O que tudo isso tem a ver com os gangbangers e os traficantes da imaginação de Trump? Décadas de guerra deixaram milhares de Órfãos da América Central. Muitos deles acabaram migrando para os EUA e, sem pai e sem dinheiro, juntaram-se à família que as ruas tinham a oferecer: organizações criminosas como as gangues Mara Salvatrucha e 18th Street, de Los Angeles.

Traficantes de drogas e gangues latinos são, portanto, um importante legado do governo Reagan.

Tempo para resistência

John Forsyth foi secretário de Estado dos EUA da 1834 para a 1841. Em 1857, ele observou em um carta que “as raças híbridas” do continente americano “sucumbiriam e desapareceriam antes” das “instituições” e das “energias superiores do homem branco”.

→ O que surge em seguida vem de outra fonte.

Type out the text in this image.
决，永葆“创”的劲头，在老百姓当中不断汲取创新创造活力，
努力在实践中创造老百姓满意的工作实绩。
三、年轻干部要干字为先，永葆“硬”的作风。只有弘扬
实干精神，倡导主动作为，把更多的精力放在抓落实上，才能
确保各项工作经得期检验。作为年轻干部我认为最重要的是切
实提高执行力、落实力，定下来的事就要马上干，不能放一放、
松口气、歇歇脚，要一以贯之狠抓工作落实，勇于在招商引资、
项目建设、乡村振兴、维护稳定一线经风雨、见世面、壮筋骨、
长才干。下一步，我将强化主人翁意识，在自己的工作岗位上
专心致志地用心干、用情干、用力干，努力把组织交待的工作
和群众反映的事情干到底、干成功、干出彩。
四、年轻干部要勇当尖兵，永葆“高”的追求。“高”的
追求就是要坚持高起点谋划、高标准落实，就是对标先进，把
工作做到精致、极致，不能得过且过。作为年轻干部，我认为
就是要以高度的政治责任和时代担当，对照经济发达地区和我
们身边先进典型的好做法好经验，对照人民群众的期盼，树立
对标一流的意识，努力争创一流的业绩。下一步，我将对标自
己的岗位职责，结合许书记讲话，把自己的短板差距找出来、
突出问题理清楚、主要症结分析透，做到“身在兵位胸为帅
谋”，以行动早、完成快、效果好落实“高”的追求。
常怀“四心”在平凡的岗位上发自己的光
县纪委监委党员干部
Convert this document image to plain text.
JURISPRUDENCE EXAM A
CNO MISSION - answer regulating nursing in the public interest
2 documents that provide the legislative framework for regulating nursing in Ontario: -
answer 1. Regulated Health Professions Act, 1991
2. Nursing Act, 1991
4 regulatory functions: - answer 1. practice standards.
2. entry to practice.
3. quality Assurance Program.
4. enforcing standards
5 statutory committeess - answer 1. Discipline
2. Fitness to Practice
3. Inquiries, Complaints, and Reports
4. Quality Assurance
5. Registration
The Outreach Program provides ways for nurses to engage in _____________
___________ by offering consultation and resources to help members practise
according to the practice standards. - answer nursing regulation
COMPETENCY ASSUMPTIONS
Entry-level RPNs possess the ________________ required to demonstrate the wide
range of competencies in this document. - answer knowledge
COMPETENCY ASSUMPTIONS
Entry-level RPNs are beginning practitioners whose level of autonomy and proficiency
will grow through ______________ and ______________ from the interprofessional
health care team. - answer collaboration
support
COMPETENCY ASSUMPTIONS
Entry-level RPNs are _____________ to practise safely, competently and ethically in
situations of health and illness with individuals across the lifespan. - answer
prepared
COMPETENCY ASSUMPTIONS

O atual presidente eleito dos EUA baseou suas políticas de imigração nesta tradição de pensamento, uma posição problemática ainda mais agravada por uma falha geral americana em entender as causas históricas dos problemas relacionados à imigração que Trump procura resolver.

O tempo para a América Latina resistir à intolerância e ao racismo chegou assim. Nesta tarefa, não devemos recorrer a discursos nacionalistas que apenas espelham, do outro lado do espelho, o estereótipo do mal. Gringos que odeiam homens maus.

Em vez disso, as respostas latino-americanas ao racismo deveriam partir tanto do humanismo quanto de um conhecimento preciso do passado, bem como dos direitos humanos e do direito internacional.

Dois passos positivos que poderíamos dar são abordar os próprios países problemas de crime respeitando os direitos e o devido processo, e tratando com dignidade aproximadamente 500,000 Imigrantes da América Central que atravessam o México a cada ano.

Goste ou não, a história e a geografia tornaram os mexicanos a vanguarda da resistência e o mundo estará observando.

A Conversação

Sobre o autor

Luis Gómez Romero, Docente Sênior em Direitos Humanos, Direito Constitucional e Teoria Jurídica, University of Wollongong

Este artigo foi originalmente publicado em A Conversação. Leia o artigo original.